Affichage : de nouvelles pratiques d’appels d’offres qui font monter les prix
La nouvelle a surpris le marché : le 2 novembre, la société de transports publics zurichoise VBZ et la ville de Lucerne ont annoncé avoir mis un terme à la coopération de longue date qui les unissait à l’afficheur APG|SGA et avoir confié leurs concessions d’affichage public à Clear Channel Schweiz (CCS) – à un tarif bien plus élevé qu’auparavant. Une analyse met trois tendances en évidence.
Dans le cadre d’un appel d’offres portant sur quatre lots, quelque 300 emplacements d’affichage F4 ainsi que 300 autres formats placés dans l’espace public et aux arrêts de bus ont été adjugés par Lucerne à CCS, et APG|SGA est repartie les mains vides.
La société de transport VBZ (325 millions de passagers annuels) a également lancé un appel d’offres, portant sur 1 200 affiches lumineuses en trois lots, qui ont été majoritairement attribués à CCS à partir de 2017 ; APG|SGA a dû se contenter de la portion congrue.
Ces deux procédures sont intéressantes parce qu’elles révèlent trois nouvelles tendances.
1. CCS à le vent en poupe, sans pour autant affaiblir APG|SGA
Jusqu’à présent, APG|SGA avait généralement remporté les appels d’offres pour l’affichage dans l’espace public. Les cas dans lesquels la CCS était sortie gagnante se comptent sur les doigts de la main. La société américaine ne possédait jusqu’alors que la concession de Bellinzone et, à Zurich, elle n’avait sous contrat que l’affichage sur les murs de chantiers. Mais le vent semble avoir tourné depuis 2014 : à Berne, l’affichage sur les arrêts de bus a été attribué à CCS ainsi que l’affichage public dans le quartier genevois de Meyrin, mandats auxquels se sont ajoutés, en 2015, dix écrans LCD numériques et 20 colonnes d’affichage mobiles à Zurich, et donc maintenant VBZ et Lucerne.

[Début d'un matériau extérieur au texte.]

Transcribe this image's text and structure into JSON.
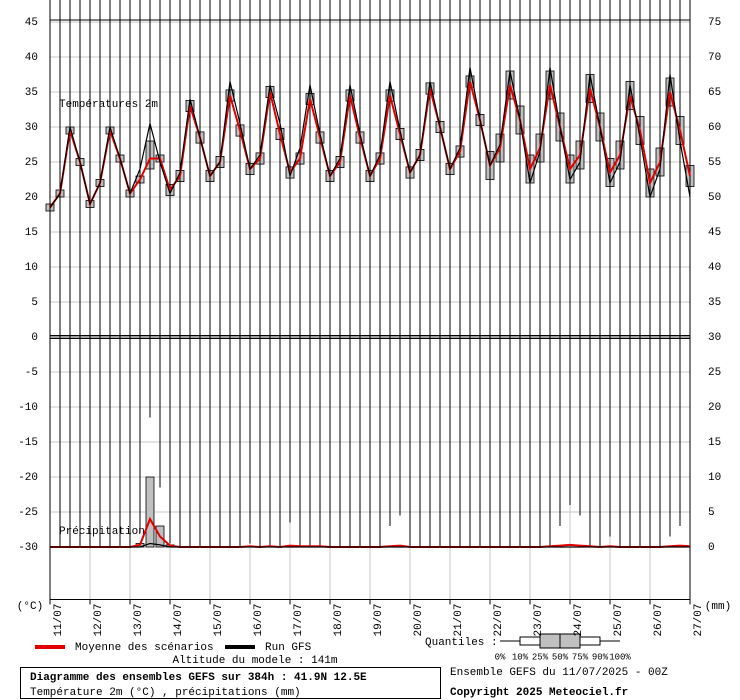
{
  "chart_data": {
    "type": "ensemble",
    "title": "Diagramme des ensembles GEFS sur 384h : 41.9N 12.5E",
    "subtitle": "Température 2m (°C) , précipitations (mm)",
    "ylabel": "(°C)",
    "y2label": "(mm)",
    "annotations": [
      "Températures 2m",
      "Précipitations"
    ],
    "model_altitude": "Altitude du modele : 141m",
    "run": "Ensemble GEFS du 11/07/2025 - 00Z",
    "copyright": "Copyright 2025 Meteociel.fr",
    "quantiles_label": "Quantiles :",
    "quantile_ticks": [
      "0%",
      "10%",
      "25%",
      "50%",
      "75%",
      "90%",
      "100%"
    ],
    "grid": true,
    "box_color": "#c0c0c0",
    "xlim": [
      0,
      16
    ],
    "xticks": [
      {
        "value": 0,
        "label": "11/07"
      },
      {
        "value": 1,
        "label": "12/07"
      },
      {
        "value": 2,
        "label": "13/07"
      },
      {
        "value": 3,
        "label": "14/07"
      },
      {
        "value": 4,
        "label": "15/07"
      },
      {
        "value": 5,
        "label": "16/07"
      },
      {
        "value": 6,
        "label": "17/07"
      },
      {
        "value": 7,
        "label": "18/07"
      },
      {
        "value": 8,
        "label": "19/07"
      },
      {
        "value": 9,
        "label": "20/07"
      },
      {
        "value": 10,
        "label": "21/07"
      },
      {
        "value": 11,
        "label": "22/07"
      },
      {
        "value": 12,
        "label": "23/07"
      },
      {
        "value": 13,
        "label": "24/07"
      },
      {
        "value": 14,
        "label": "25/07"
      },
      {
        "value": 15,
        "label": "26/07"
      },
      {
        "value": 16,
        "label": "27/07"
      }
    ],
    "ylim": [
      -37.5,
      45
    ],
    "yticks": [
      45,
      40,
      35,
      30,
      25,
      20,
      15,
      10,
      5,
      0,
      -5,
      -10,
      -15,
      -20,
      -25,
      -30
    ],
    "y2lim": [
      -7.5,
      75
    ],
    "y2ticks": [
      75,
      70,
      65,
      60,
      55,
      50,
      45,
      40,
      35,
      30,
      25,
      20,
      15,
      10,
      5,
      0
    ],
    "x": [
      0,
      0.25,
      0.5,
      0.75,
      1,
      1.25,
      1.5,
      1.75,
      2,
      2.25,
      2.5,
      2.75,
      3,
      3.25,
      3.5,
      3.75,
      4,
      4.25,
      4.5,
      4.75,
      5,
      5.25,
      5.5,
      5.75,
      6,
      6.25,
      6.5,
      6.75,
      7,
      7.25,
      7.5,
      7.75,
      8,
      8.25,
      8.5,
      8.75,
      9,
      9.25,
      9.5,
      9.75,
      10,
      10.25,
      10.5,
      10.75,
      11,
      11.25,
      11.5,
      11.75,
      12,
      12.25,
      12.5,
      12.75,
      13,
      13.25,
      13.5,
      13.75,
      14,
      14.25,
      14.5,
      14.75,
      15,
      15.25,
      15.5,
      15.75,
      16
    ],
    "series": [
      {
        "name": "Moyenne des scénarios",
        "color": "#e00000",
        "values": [
          18.5,
          20.5,
          29.5,
          25,
          19,
          22,
          29.5,
          25.5,
          20.5,
          22.5,
          25.5,
          25.5,
          21,
          23,
          33,
          28.5,
          23,
          25,
          34.5,
          29.5,
          24,
          25.5,
          35,
          29,
          23.5,
          25.5,
          34,
          28.5,
          23,
          25,
          34.5,
          28.5,
          23,
          25.5,
          34.5,
          29,
          23.5,
          26,
          35.5,
          30,
          24,
          26.5,
          36.5,
          31,
          24.5,
          27,
          36,
          31,
          24,
          27,
          36,
          30,
          24,
          26,
          35.5,
          30,
          23.5,
          26,
          34.5,
          29.5,
          22,
          25,
          35,
          29.5,
          23
        ]
      },
      {
        "name": "Run GFS",
        "color": "#000000",
        "values": [
          18.5,
          20.5,
          30,
          25,
          19,
          22,
          30,
          25.5,
          20.5,
          24,
          30.5,
          25,
          20.5,
          23.5,
          34,
          28.5,
          23,
          25,
          36.5,
          30.5,
          24,
          26,
          36,
          30.5,
          23,
          27,
          36,
          29,
          23,
          25.5,
          36,
          29,
          23,
          26,
          36.5,
          29.5,
          23.5,
          26,
          36.5,
          30,
          24,
          27,
          38.5,
          31,
          24.5,
          27.5,
          38,
          31,
          22,
          26.5,
          38.5,
          30,
          22.5,
          25,
          37.5,
          30,
          22,
          25,
          36,
          28.5,
          20,
          24,
          37.5,
          28,
          20
        ]
      }
    ],
    "temp_quantiles": {
      "q25": [
        18,
        20,
        29,
        24.5,
        18.5,
        21.5,
        29,
        25,
        20,
        22,
        24,
        25,
        20.2,
        22.2,
        32.2,
        27.7,
        22.2,
        24.2,
        33.7,
        28.7,
        23.2,
        24.7,
        34.2,
        28.2,
        22.7,
        24.7,
        33.2,
        27.7,
        22.2,
        24.2,
        33.7,
        27.7,
        22.2,
        24.7,
        33.7,
        28.2,
        22.7,
        25.2,
        34.7,
        29.2,
        23.2,
        25.7,
        35.7,
        30.2,
        22.5,
        25,
        34,
        29,
        22,
        25,
        34,
        28,
        22,
        24,
        33.5,
        28,
        21.5,
        24,
        32.5,
        27.5,
        20,
        23,
        33,
        27.5,
        21.5
      ],
      "q75": [
        19,
        21,
        30,
        25.5,
        19.5,
        22.5,
        30,
        26,
        21,
        23,
        28,
        26,
        21.8,
        23.8,
        33.8,
        29.3,
        23.8,
        25.8,
        35.3,
        30.3,
        24.8,
        26.3,
        35.8,
        29.8,
        24.3,
        26.3,
        34.8,
        29.3,
        23.8,
        25.8,
        35.3,
        29.3,
        23.8,
        26.3,
        35.3,
        29.8,
        24.3,
        26.8,
        36.3,
        30.8,
        24.8,
        27.3,
        37.3,
        31.8,
        26.5,
        29,
        38,
        33,
        26,
        29,
        38,
        32,
        26,
        28,
        37.5,
        32,
        25.5,
        28,
        36.5,
        31.5,
        24,
        27,
        37,
        31.5,
        24.5
      ],
      "min": [
        17.5,
        19.5,
        28.5,
        24,
        18,
        21,
        28.5,
        24.5,
        19.5,
        21,
        21,
        23,
        19,
        21.5,
        31,
        27,
        21.5,
        23.5,
        32,
        27.5,
        22.5,
        24,
        32.5,
        27,
        20.5,
        22.5,
        31.5,
        26,
        21.5,
        23,
        32,
        26.5,
        21.5,
        23.5,
        32,
        27,
        21,
        24,
        33,
        28,
        22.5,
        24.5,
        34,
        29,
        20.5,
        23,
        32,
        27,
        18.5,
        22,
        31,
        25,
        19,
        21,
        31,
        25.5,
        18.5,
        21,
        30,
        24.5,
        19.5,
        20,
        30.5,
        25.5,
        19
      ],
      "max": [
        19.5,
        21.5,
        30.5,
        26,
        20,
        23,
        31,
        26.5,
        21.5,
        24,
        31,
        27.5,
        22,
        24.5,
        35,
        30,
        24,
        26.5,
        37,
        32,
        25.5,
        27.5,
        37.5,
        32,
        25.5,
        27.5,
        37,
        31,
        24.5,
        27,
        36.5,
        31,
        24.5,
        27,
        37,
        31.5,
        25,
        27.5,
        39,
        32.5,
        25.5,
        28.5,
        40,
        33,
        28.5,
        31,
        40.5,
        35,
        28,
        31,
        42,
        34,
        28,
        31,
        41.5,
        34,
        27.5,
        30,
        41,
        34,
        27,
        29,
        38.5,
        34.5,
        26.5
      ]
    },
    "precip_series": [
      {
        "color": "#e00000",
        "axis": "y2",
        "values": [
          0,
          0,
          0,
          0,
          0,
          0,
          0,
          0,
          0,
          0.3,
          4,
          1.5,
          0.2,
          0,
          0,
          0,
          0,
          0,
          0,
          0,
          0.1,
          0,
          0.1,
          0,
          0.2,
          0.1,
          0.1,
          0.1,
          0,
          0,
          0,
          0,
          0,
          0,
          0.1,
          0.2,
          0,
          0,
          0,
          0,
          0,
          0,
          0,
          0,
          0,
          0,
          0,
          0,
          0,
          0,
          0.1,
          0.2,
          0.3,
          0.2,
          0.1,
          0,
          0.1,
          0,
          0,
          0,
          0,
          0,
          0.1,
          0.2,
          0.1
        ]
      },
      {
        "color": "#000000",
        "axis": "y2",
        "values": [
          0,
          0,
          0,
          0,
          0,
          0,
          0,
          0,
          0,
          0,
          0.5,
          0.3,
          0,
          0,
          0,
          0,
          0,
          0,
          0,
          0,
          0,
          0,
          0,
          0,
          0,
          0,
          0,
          0,
          0,
          0,
          0,
          0,
          0,
          0,
          0,
          0,
          0,
          0,
          0,
          0,
          0,
          0,
          0,
          0,
          0,
          0,
          0,
          0,
          0,
          0,
          0,
          0,
          0,
          0,
          0,
          0,
          0,
          0,
          0,
          0,
          0,
          0,
          0,
          0,
          0
        ]
      }
    ],
    "precip_quantiles": {
      "q25": [
        0,
        0,
        0,
        0,
        0,
        0,
        0,
        0,
        0,
        0,
        0,
        0,
        0,
        0,
        0,
        0,
        0,
        0,
        0,
        0,
        0,
        0,
        0,
        0,
        0,
        0,
        0,
        0,
        0,
        0,
        0,
        0,
        0,
        0,
        0,
        0,
        0,
        0,
        0,
        0,
        0,
        0,
        0,
        0,
        0,
        0,
        0,
        0,
        0,
        0,
        0,
        0,
        0,
        0,
        0,
        0,
        0,
        0,
        0,
        0,
        0,
        0,
        0,
        0,
        0
      ],
      "q75": [
        0,
        0,
        0,
        0,
        0,
        0,
        0,
        0,
        0,
        0.5,
        10,
        3,
        0.3,
        0,
        0,
        0,
        0,
        0,
        0,
        0,
        0,
        0,
        0,
        0,
        0,
        0,
        0,
        0,
        0,
        0,
        0,
        0,
        0,
        0,
        0,
        0,
        0,
        0,
        0,
        0,
        0,
        0,
        0,
        0,
        0,
        0,
        0,
        0,
        0,
        0,
        0,
        0,
        0,
        0,
        0,
        0,
        0,
        0,
        0,
        0,
        0,
        0,
        0,
        0,
        0
      ],
      "max": [
        0,
        0,
        0,
        0,
        0,
        0,
        0,
        0,
        0,
        2,
        18.5,
        8.5,
        0.5,
        0,
        0,
        0,
        0,
        0,
        0,
        0,
        0.5,
        0,
        0,
        0,
        3.5,
        0,
        0,
        0,
        0,
        0,
        0,
        0,
        0,
        0,
        3,
        4.5,
        0,
        0,
        0,
        0,
        0,
        0,
        0,
        0,
        0,
        0,
        0,
        0,
        0,
        0,
        0,
        3,
        6,
        4.5,
        0,
        0,
        1.5,
        0,
        0,
        0,
        0,
        0,
        1.5,
        3,
        0.5
      ]
    }
  }
}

Comment expliquer une telle progression ? Jürg Rötheli, CEO de CCS, invoque deux raisons. Le Surveillant des prix a invité en 2012 les entreprises à procéder, dans la mesure du possible, à des appels d’offres sous forme de lots, un processus qui génère plus de soumissions. Résultat, certaines surfaces publicitaires ont été prises en compte pour la première fois. « De plus, explique Jürg Rötheli, les lots individuels sont souvent bien plus intéressants que les appels d’offres globaux antérieurs. »
La société APG|SGA, dirigée par des acteurs franco-belges, serait-elle en passe de perdre son leadership ? Il est incontestable que le leader du marché a récemment dû encaisser quelques pertes, auxquelles s’ajoute cette année l’aéroport de Genève (15 millions de passagers en 2014), qui est passé au concurrent Neo Advertising. Quoi qu’il en soit, APG|SGA possède encore « plus de 90% des parts de marché » dans l’espace public, comme le concède Jurg Rötheli. Et dans le secteur privé, elle bénéficie d’un positionnement assuré dû à plus de 100 ans de présence en Suisse. Prenons un exemple : même s’il lui a fallu céder à CCS 300 emplacements F4 dans l’espace public lucernois, elle y gère encore plus de 800 panneaux F4 dans le secteur privé ! Sans parler de la présence de APG|SGA dans les gares des CFF. Et force est de constater que cette régie publicitaire continue de décrocher de nouvelles concessions : la Tissot Arena à Bienne par exemple, Shopville (Zurich) et plusieurs sociétés de remontées mécaniques. APG|SGA a donc tout d’une hydre : ce qu’elle perd d’un côté, elle le regagne pratiquement de l’autre.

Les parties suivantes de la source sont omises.